The ocean floor gets deeper toward the center of this part of Antarctica, so each new iceberg that breaks away exposes taller and taller cliffs. Ice gets so heavy that these taller cliffs can’t support their own weight. Once they start to crumble, the destruction would be unstoppable.

“Ice is only so strong, so it will collapse if these cliffs reach a certain height,” explains Kristin Poinar, a glaciologist at NASA’s Goddard Space Flight Center. “We need to know how fast it’s going to happen.”

Eleven feet of sea level rise would be, uh, hugely problematic for the world’s coastal areas:

Three feet of sea-level rise would be bad, leading to more frequent flooding of U.S. cities such as New Orleans, Houston, New York, and Miami. Pacific Island nations, like the Marshall Islands, would lose most of their territory. Unfortunately, it now seems like three feet is possible only under the rosiest of scenarios.

At six feet, though, around 12 million people in the United States would be displaced, and the world’s most vulnerable megacities, like Shanghai, Mumbai, and Ho Chi Minh City, could be wiped off the map.

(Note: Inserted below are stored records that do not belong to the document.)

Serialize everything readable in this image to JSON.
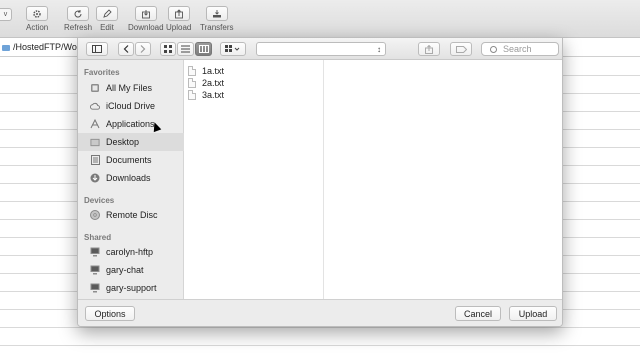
{
  "toolbar": {
    "left_stub": "v",
    "items": [
      {
        "label": "Action",
        "icon": "gear-icon"
      },
      {
        "label": "Refresh",
        "icon": "refresh-icon"
      },
      {
        "label": "Edit",
        "icon": "edit-icon"
      },
      {
        "label": "Download",
        "icon": "download-icon"
      },
      {
        "label": "Upload",
        "icon": "upload-icon"
      },
      {
        "label": "Transfers",
        "icon": "transfers-icon"
      }
    ]
  },
  "pathbar": {
    "path": "/HostedFTP/Wo"
  },
  "dialog": {
    "toolbar": {
      "path_popup_value": "",
      "search_placeholder": "Search"
    },
    "sidebar": {
      "favorites_header": "Favorites",
      "favorites": [
        {
          "label": "All My Files",
          "icon": "all-files-icon"
        },
        {
          "label": "iCloud Drive",
          "icon": "cloud-icon"
        },
        {
          "label": "Applications",
          "icon": "applications-icon"
        },
        {
          "label": "Desktop",
          "icon": "desktop-icon",
          "selected": true
        },
        {
          "label": "Documents",
          "icon": "documents-icon"
        },
        {
          "label": "Downloads",
          "icon": "downloads-icon"
        }
      ],
      "devices_header": "Devices",
      "devices": [
        {
          "label": "Remote Disc",
          "icon": "disc-icon"
        }
      ],
      "shared_header": "Shared",
      "shared": [
        {
          "label": "carolyn-hftp",
          "icon": "computer-icon"
        },
        {
          "label": "gary-chat",
          "icon": "computer-icon"
        },
        {
          "label": "gary-support",
          "icon": "computer-icon"
        }
      ]
    },
    "files": [
      "1a.txt",
      "2a.txt",
      "3a.txt"
    ],
    "footer": {
      "options_label": "Options",
      "cancel_label": "Cancel",
      "upload_label": "Upload"
    }
  }
}
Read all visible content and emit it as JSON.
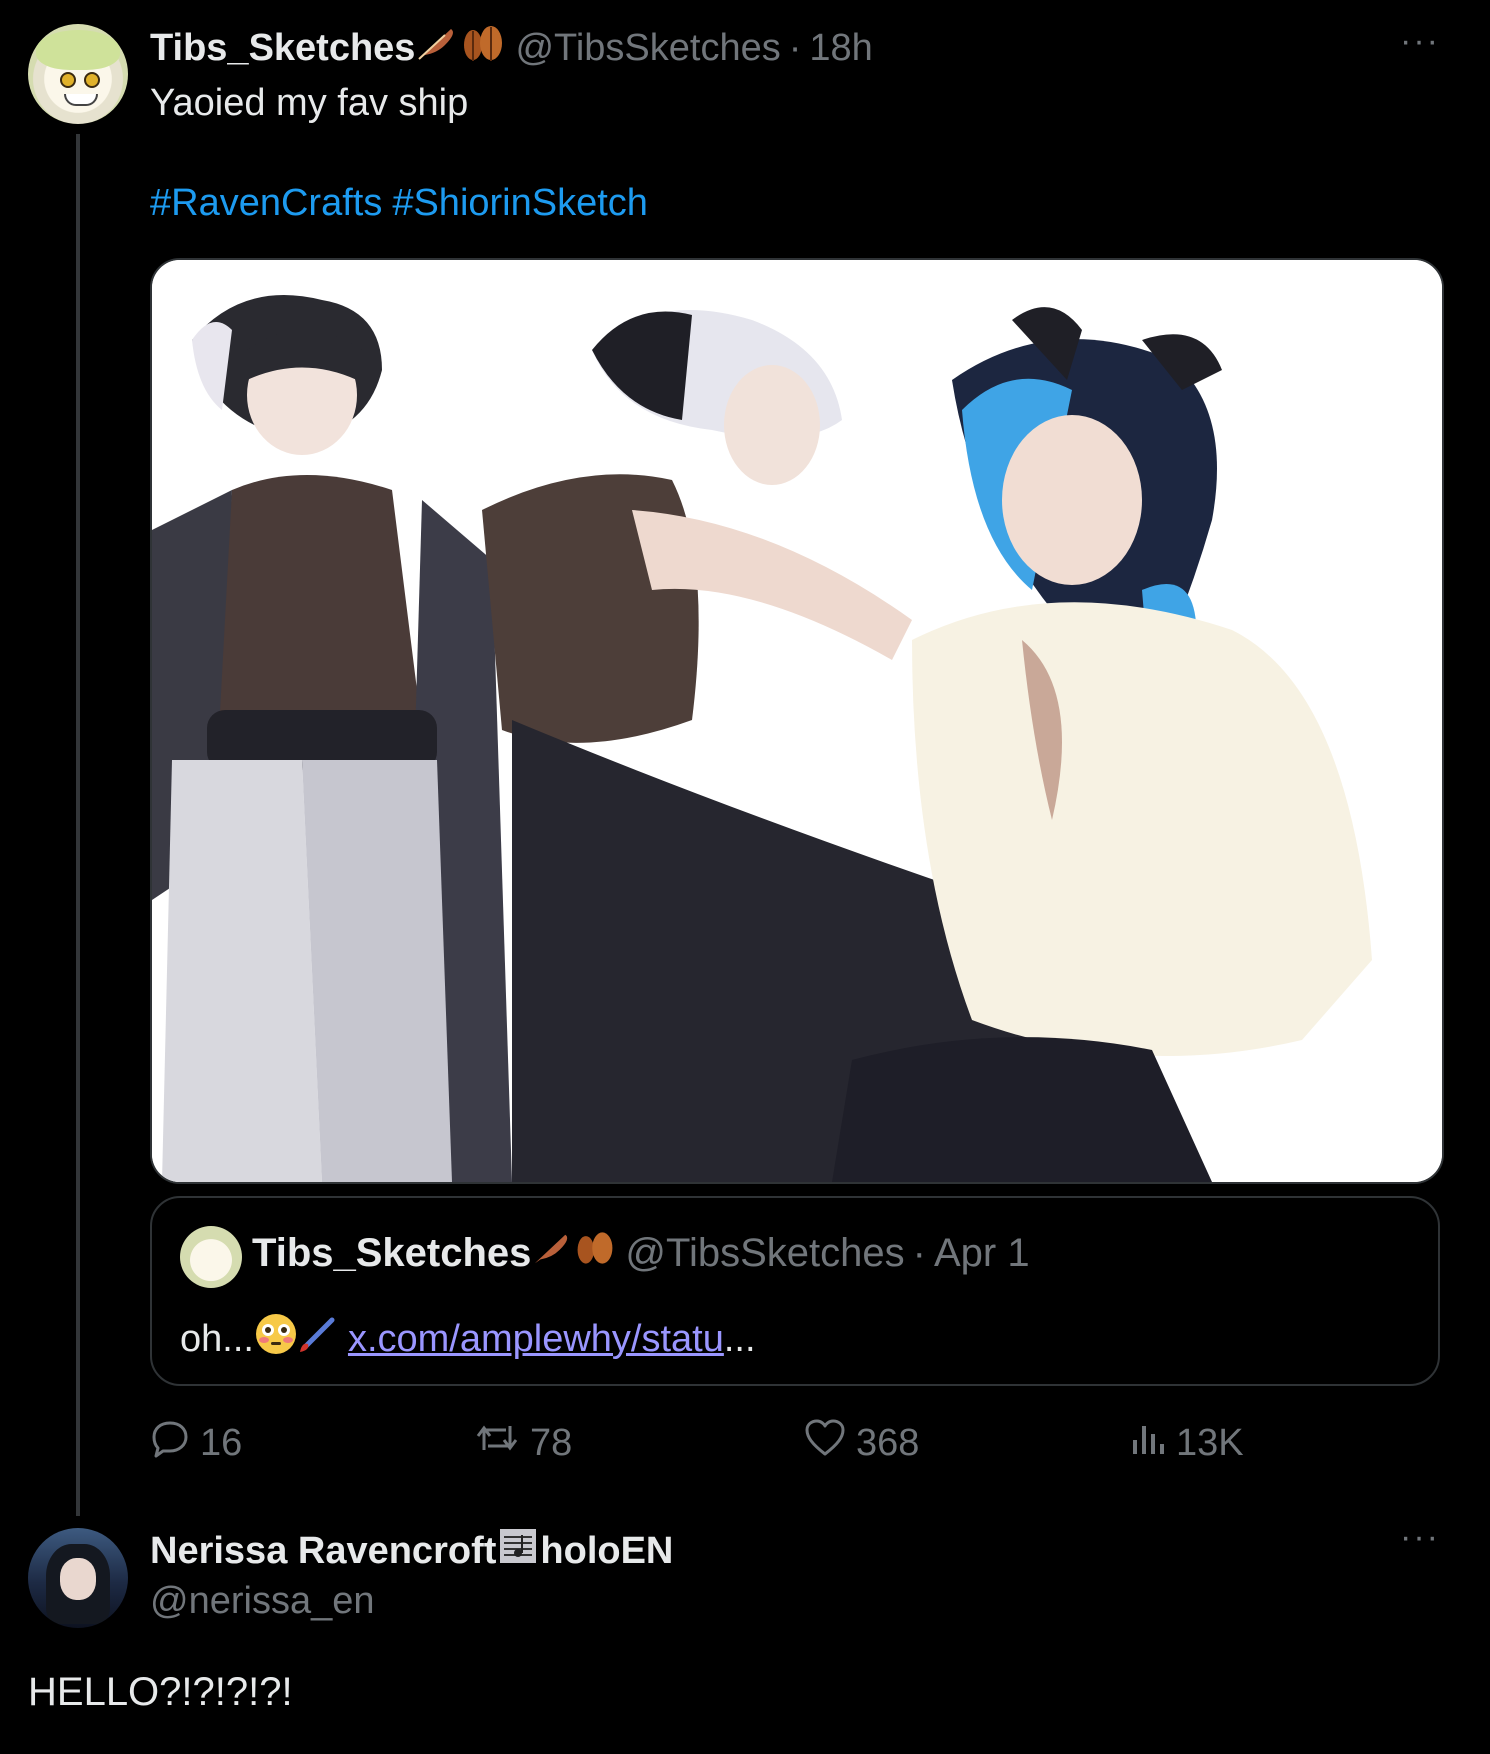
{
  "tweet": {
    "author_name": "Tibs_Sketches",
    "author_handle": "@TibsSketches",
    "separator": "·",
    "time": "18h",
    "text": "Yaoied my fav ship",
    "hashtags": [
      "#RavenCrafts",
      "#ShiorinSketch"
    ],
    "more_label": "···",
    "media_alt": "Drawing of three characters",
    "quote": {
      "author_name": "Tibs_Sketches",
      "author_handle": "@TibsSketches",
      "separator": "·",
      "date": "Apr 1",
      "text": "oh...",
      "link": "x.com/amplewhy/statu",
      "ellipsis": "..."
    },
    "stats": {
      "replies": "16",
      "reposts": "78",
      "likes": "368",
      "views": "13K"
    }
  },
  "reply": {
    "author_name_left": "Nerissa Ravencroft",
    "author_name_right": "holoEN",
    "author_handle": "@nerissa_en",
    "text": "HELLO?!?!?!?!",
    "more_label": "···"
  },
  "colors": {
    "background": "#000000",
    "text": "#e7e9ea",
    "muted": "#71767b",
    "link": "#1d9bf0",
    "quote_link": "#9a96ff",
    "border": "#2f3336"
  },
  "icons": [
    "feather-emoji",
    "leaves-emoji",
    "flushed-face-emoji",
    "paintbrush-emoji",
    "reply-icon",
    "repost-icon",
    "like-icon",
    "views-icon",
    "music-score-emoji",
    "more-icon"
  ]
}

At 11 feet, land currently inhabited by hundreds of millions of people worldwide would wind up underwater. South Florida would be largely uninhabitable; floods on the scale of Hurricane Sandy would strike twice a month in New York and New Jersey, as the tug of the moon alone would be enough to send tidewaters into homes and buildings.

Alarming, but read the whole article. Scientists are still trying to figure out how probable this scenario is…early days still.

Update: The site Climate Feedback, a network of scientists that evaluates media coverage of climate change, recently rated Holthaus’ piece as “high” on the credibility scale and described it as both “accurate” and “alarmist”.

Scientists who reviewed the article found that while it accurately described recent research on these processes, it should have provided more accurate context on the timescale of these sea level rise scenarios and the scientific uncertainty about how likely these scenarios are to come to pass.